Pizarnik’s La Muerte y la Muchacha (Schubert)

This poem is part of the miscellaneous verse collected in the "1971-72″ section of Pizarnik's Obras Completas (page 243); though La Muerte y la Muchacha (Schubert) is dated November 1970, a couple of months after I was born. It is interesting that she was working with the concept of music and death as a combined force, a trigger for killing. She writes in a fragment of an ode to Janis Joplin: "you did well in dying/ for that reason I will speak to you,/ for that reason I will trust in a young monster" (page 242). Young monster, indeed.

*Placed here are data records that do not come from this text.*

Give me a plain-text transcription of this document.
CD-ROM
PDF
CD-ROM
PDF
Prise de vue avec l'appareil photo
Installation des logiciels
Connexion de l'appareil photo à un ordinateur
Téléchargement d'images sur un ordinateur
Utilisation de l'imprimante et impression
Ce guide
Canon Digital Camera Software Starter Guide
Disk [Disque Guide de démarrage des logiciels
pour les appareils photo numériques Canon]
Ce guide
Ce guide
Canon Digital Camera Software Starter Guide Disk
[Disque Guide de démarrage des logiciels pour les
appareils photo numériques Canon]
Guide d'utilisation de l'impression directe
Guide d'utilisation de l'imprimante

La Muerte y la Muchacha (Schubert)
Alejandra Pizarnik
Death and the Maiden (Schubert)
translated by ZJC

La muerte y la muchacha
abrazadas en el bosque
devoran el corazón de la música
en el corazón del sinsentido

una muchacha lleva un candelabro de siete brazos
y baila detrás de los tristes músicos
que tañen en violines rotos
en torno a una mujer verdes abrazada a un unicornio y a una
mujer azul abrazada a un gallo

en lo bajo
y en lo triste
hay casitas
que nadie ve
de madera, húmedas
y hundiendose como barcos,
¿era esto, pues, el concepto del espacio?
Criaturas en dulce erección
y la mujer azul
con el ojo de la alegría enfoca directamente
la taumaturga estación de los amores muertos.

Death and the maiden
embrace in the forest
devour the heart of music
in the heart of senselessness

a maiden takes a candelabrum with seven arms
and dances behind the sad musicians
who play on broken violins
around a green woman embracing a unicorn
and a blue woman embracing to a rooster

at the bottom
and in the sad area
are small houses
that nobody sees
made of wood, humid
and sinking like boats,
was this, then, the concept of the space?
Creatures with sweet erections
and the blue woman
with the joyful eye focuses
directly on the sorcerer’s season of dead loves.